Utne Reader Editor in Chief Christian Williams on finding common ground politically, spiritually and culturally.
Remember how it felt when you graduated college?
Perhaps you’re like me, and you grew up learning that a college degree was the key to a successful future. You knew you didn’t want to spend the rest of your life flipping burgers like you did every summer. So you did it: you graduated college, and you proudly walked across the auditorium stage with a big grin. As you shook the dean’s hand, all that was left to do was ask, “What’s next?”
Back then, a loaded question like that was easy to answer: entry level job in a chosen career, graduate school—the options were endless. It was a question that was exciting to answer because no matter what route you chose, the degree all but guaranteed you’d start higher on the ladder than you would have if you’d only finished high school like your older relatives. You could see and feel what had been promised if you applied yourself and got a degree: the American Dream was real, and you were ready to stake your claim.
It felt good to look back on the previous four years of balancing school and work, knowing now that it was all worth it. Soon, you’d be settling into your career, making a comfortable living, buying a house, and starting a family. Sure, there’d be bills to pay, but you’d rest easy at night knowing that you’d continue to work your way up to better paying jobs in your field, and that you’d comfortably pay back your student loans and meet your mortgage payments.

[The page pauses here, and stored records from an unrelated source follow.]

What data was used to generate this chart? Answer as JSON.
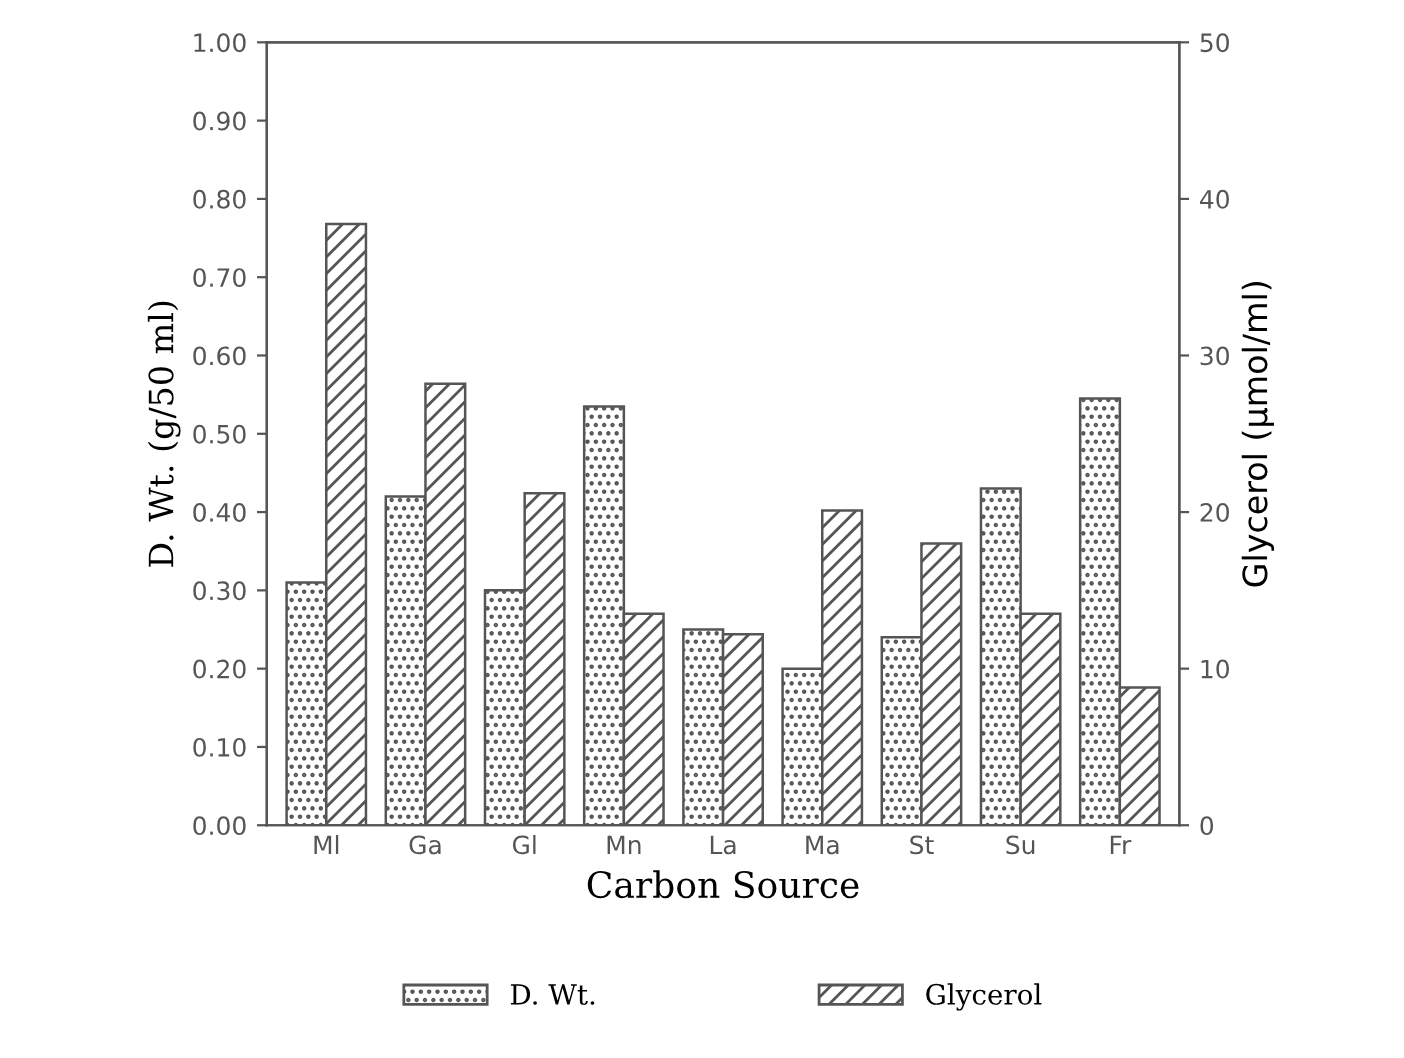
{
  "chart_data": {
    "type": "bar",
    "xlabel": "Carbon Source",
    "ylabel": "D. Wt. (g/50 ml)",
    "y2label": "Glycerol (µmol/ml)",
    "categories": [
      "Ml",
      "Ga",
      "Gl",
      "Mn",
      "La",
      "Ma",
      "St",
      "Su",
      "Fr"
    ],
    "series": [
      {
        "name": "D. Wt.",
        "color": "#555555",
        "values": [
          0.31,
          0.42,
          0.3,
          0.535,
          0.25,
          0.2,
          0.24,
          0.43,
          0.545
        ]
      },
      {
        "name": "Glycerol",
        "color": "#555555",
        "axis": "y2",
        "values": [
          38.4,
          28.2,
          21.2,
          13.5,
          12.2,
          20.1,
          18.0,
          13.5,
          8.8
        ]
      }
    ],
    "ylim": [
      0,
      1.0
    ],
    "yticks": [
      {
        "value": 0,
        "label": "0.00"
      },
      {
        "value": 0.1,
        "label": "0.10"
      },
      {
        "value": 0.2,
        "label": "0.20"
      },
      {
        "value": 0.3,
        "label": "0.30"
      },
      {
        "value": 0.4,
        "label": "0.40"
      },
      {
        "value": 0.5,
        "label": "0.50"
      },
      {
        "value": 0.6,
        "label": "0.60"
      },
      {
        "value": 0.7,
        "label": "0.70"
      },
      {
        "value": 0.8,
        "label": "0.80"
      },
      {
        "value": 0.9,
        "label": "0.90"
      },
      {
        "value": 1.0,
        "label": "1.00"
      }
    ],
    "y2lim": [
      0,
      50
    ],
    "y2ticks": [
      0,
      10,
      20,
      30,
      40,
      50
    ],
    "grid": false,
    "legend": "bottom"
  }
}
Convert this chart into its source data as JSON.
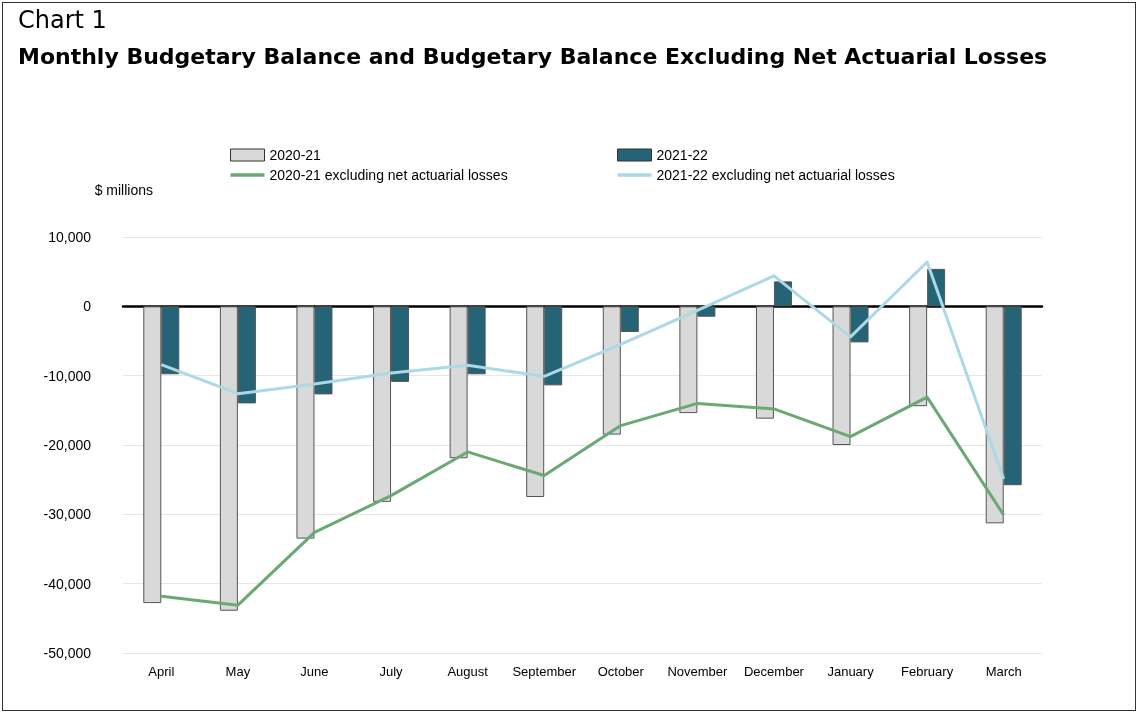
{
  "chart_data": {
    "type": "bar",
    "subtitle": "Chart 1",
    "title": "Monthly Budgetary Balance and Budgetary Balance Excluding Net Actuarial Losses",
    "ylabel": "$ millions",
    "categories": [
      "April",
      "May",
      "June",
      "July",
      "August",
      "September",
      "October",
      "November",
      "December",
      "January",
      "February",
      "March"
    ],
    "series": [
      {
        "name": "2020-21",
        "color": "#d9d9d9",
        "values": [
          -42800,
          -43900,
          -33500,
          -28200,
          -21900,
          -27500,
          -18500,
          -15400,
          -16200,
          -20000,
          -14400,
          -31300
        ]
      },
      {
        "name": "2021-22",
        "color": "#256476",
        "values": [
          -9800,
          -14000,
          -12700,
          -10900,
          -9800,
          -11400,
          -3700,
          -1500,
          3600,
          -5200,
          5400,
          -25800
        ]
      },
      {
        "name": "2020-21 excluding net actuarial losses",
        "type": "line",
        "color": "#6aa874",
        "values": [
          -41800,
          -43100,
          -32600,
          -27300,
          -21000,
          -24400,
          -17200,
          -14000,
          -14800,
          -18800,
          -13100,
          -30100
        ]
      },
      {
        "name": "2021-22 excluding net actuarial losses",
        "type": "line",
        "color": "#add8e6",
        "values": [
          -8400,
          -12600,
          -11200,
          -9600,
          -8500,
          -10100,
          -5500,
          -600,
          4400,
          -4400,
          6400,
          -24900
        ]
      }
    ],
    "ylim": [
      -50000,
      10000
    ],
    "yticks": [
      {
        "value": -50000,
        "label": "-50,000"
      },
      {
        "value": -40000,
        "label": "-40,000"
      },
      {
        "value": -30000,
        "label": "-30,000"
      },
      {
        "value": -20000,
        "label": "-20,000"
      },
      {
        "value": -10000,
        "label": "-10,000"
      },
      0,
      {
        "value": 10000,
        "label": "10,000"
      }
    ],
    "grid": "y",
    "legend": "top",
    "marker": "none",
    "line_style": "solid"
  }
}
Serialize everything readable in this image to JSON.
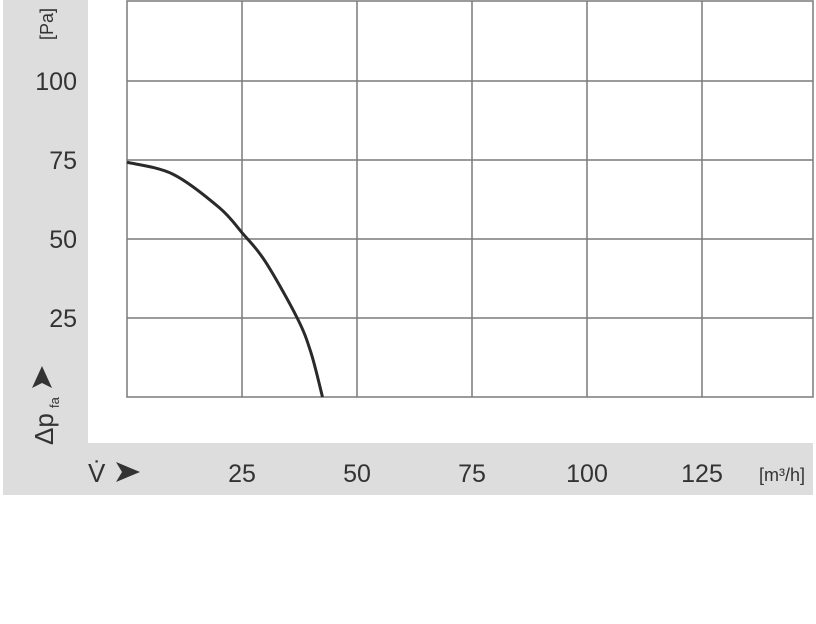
{
  "chart_data": {
    "type": "line",
    "xlabel": "V̇",
    "xunit": "[m³/h]",
    "ylabel": "Δp",
    "ylabel_sub": "fa",
    "yunit": "[Pa]",
    "xlim": [
      0,
      120
    ],
    "ylim": [
      0,
      125
    ],
    "xticks": [
      25,
      50,
      75,
      100,
      125
    ],
    "yticks": [
      25,
      50,
      75,
      100
    ],
    "grid": true,
    "series": [
      {
        "x": [
          0,
          10,
          20,
          25,
          30,
          37,
          40,
          42.5
        ],
        "y": [
          74.3,
          70.5,
          60,
          52,
          43,
          25,
          14,
          0
        ]
      }
    ],
    "colors": {
      "background_band": "#dddddd",
      "grid": "#7a7a7a",
      "curve": "#2a2a2a",
      "text": "#333333"
    }
  }
}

Eventually, the loans would become a distant memory, and you’d be saving your money for your kids’ future. They would share their goals of having a career and starting a family, and you’d be happy to do what you could to help them realize their version of the American Dream. You’d even pay off your house one day and still have enough money left to set aside for your retirement, ensuring you wouldn’t have to work the rest of your life.
In that life, “fair” was getting out what you put in, so you worked hard and were compensated appropriately. And you knew that if you ever found yourself being taken advantage of, your college degree was always in your pocket and able to open another door if need be. In that life, there were safeguards put in place to make sure that the greediest among us weren’t able to keep you under their thumbs. In that life, we celebrated on graduation day because it represented a gateway to opportunity for everyone who earned the right to walk through it.
But in this life, the concept of “fair vs. unfair” has disintegrated into an accusation of laziness by the advantaged toward the disadvantaged. In this life, greed has infiltrated every nook and cranny of our society to the point where we don’t know who to trust anymore. And in this life, insurmountable student debt and the lack of real opportunities to reach our potential have drained graduation day of its optimism and replaced it with the burden of concern. Soon, the event might be more appropriately symbolized by handcuffs than a handshake.
Perhaps there is no alternate reality to this life; an existence where everyone truly has the opportunity to realize their full potential, be successful, and find happiness. Perhaps the American Dream has always been an unattainable illusion created by the powers that be.
But if it is an illusion, the false hope it’s meant to sustain is quickly fading. While people will recognize the illusion for what it is, they’ll remember something important: it sure sounded pretty nice. And maybe then, with nothing left to lose, we’ll all stand together, ask “what’s next?” and do what it takes to make that life a reality.